Something that tells me that AMD might be doing damage control with this hiring news is that I saw AMD staff on various online forums and message boards engaging with people and trying to do some discussion management. And why I appreciate them explaining some things. I don’t think anybody cares about that. You can’t explain away 3 years of neglect and constant issues. Only testing and bug fixes can do that. I hope I’m wrong tho. I hope they just want to engage with the community and that they intent on fixing this mess. I’d be the first one to buy 5 more AMD gpus if that happens.

2 Likes

I’m sorry to report that my worst fears have come true. AMD just confirmed all my fears and basically f***ed their every Linux user and supporter.

"
Hi All,

As per the latest information and clarity provided in our Documentation that ROCm does not support GUI applications officially.

Docs also updated accordingly @ [https://github.com/RadeonOpenCompute/ROCm#hardware-and-software-support](https://github.com/RadeonOpenCompute/ROCm/issues/url)

<em>Hardware and Software Support
ROCm is focused on using AMD GPUs to accelerate computational tasks such as machine learning, engineering workloads, and scientific computing. In order to focus our development efforts on these domains of interest, ROCm supports a targeted set of hardware configurations which are detailed further in this section.</em>
**Note: The AMD ROCm™ open software platform is a compute stack for headless system deployments. GUI-based software applications are currently not supported.**
"
1 Like

They think they are so clever, they forgot that the problem is rendering which can be done in headless mode. I’ll write them 50 bug reports for the same stuff just in headless mode til tomorrow…

1 Like

Instead of attack the cause of the problem, they apply the saying: dead dogs don’t bite

1 Like

I’m certainly glad I went back to Nvidia! (GTX 1660)

Lol, I tipped off Phoronix and this is what he wrote:
https://www.phoronix.com/scan.php?page=news_item&px=Radeon-ROCm-Non-GUI

I hope AMD paid him well for that article.

He didn’t even mentioned that they don’t support gui apps with ROCm anymore but that they at the same time also removed pal OpenCL from AMDGPU-PRO and put in ROCr, so I guess no driver now supports GUI apps.

As for the Clover, it doesn’t even have image support and won’t have any time soon even tho it seems to be “in progress”. Scamed by the company, that’s what we are.

I hope they are paying him well…

Finally, at least it’s getting some attention on Reddit. It only took 3 YEARS! :rage: :rage:
If AMD doesn’t make some drastic changes in response to this I’m seriously done with them. FOREVER! :rage:

1 Like

What is actually the difference between general purpose GPU computation when performed by GUI applications and by headless applications?

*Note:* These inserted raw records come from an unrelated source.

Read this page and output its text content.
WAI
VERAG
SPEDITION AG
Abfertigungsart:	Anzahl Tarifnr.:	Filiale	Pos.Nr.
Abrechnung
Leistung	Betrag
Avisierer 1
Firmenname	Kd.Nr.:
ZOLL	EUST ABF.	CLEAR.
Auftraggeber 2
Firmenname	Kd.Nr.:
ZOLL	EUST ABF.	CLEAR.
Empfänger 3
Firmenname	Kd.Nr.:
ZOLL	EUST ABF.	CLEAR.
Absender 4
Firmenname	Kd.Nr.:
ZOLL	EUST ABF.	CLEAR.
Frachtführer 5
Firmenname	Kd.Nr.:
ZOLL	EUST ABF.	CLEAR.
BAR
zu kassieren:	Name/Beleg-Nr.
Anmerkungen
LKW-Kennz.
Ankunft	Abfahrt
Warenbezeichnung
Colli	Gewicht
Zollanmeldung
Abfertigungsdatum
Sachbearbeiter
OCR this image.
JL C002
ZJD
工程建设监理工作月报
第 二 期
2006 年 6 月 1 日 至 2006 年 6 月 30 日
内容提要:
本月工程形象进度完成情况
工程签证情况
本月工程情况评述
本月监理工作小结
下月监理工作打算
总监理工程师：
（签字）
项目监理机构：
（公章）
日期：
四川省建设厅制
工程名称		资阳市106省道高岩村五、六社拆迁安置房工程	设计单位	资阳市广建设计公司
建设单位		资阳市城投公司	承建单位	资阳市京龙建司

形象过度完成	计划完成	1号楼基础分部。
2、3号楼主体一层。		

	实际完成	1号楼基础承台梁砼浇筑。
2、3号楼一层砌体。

I’ve never used OpenCL myself, but I imagine that the kind of computations that are done by Darktable or other graphics software is not different in principle from what is done in headless scientific applications. Why does it matter whether there’s a GUI or not?

Because of OpenGL but it was afaik bundled in ROCm at one point. Other than that, nothing is different afaik.

But that’s not the point, all of AMD recent consumer gpus are marketed as “work by day, game by night” style of gpu. So why do I need 3 different stacks to achieve that?!

I don’t game but if I did, I’d need AMDGPU for gaming, AMDGPU-PRO for “GUI” OpenCL accelerated apps and ROCm for ML and dev stuff. And what about HIP?

It’s a large mess.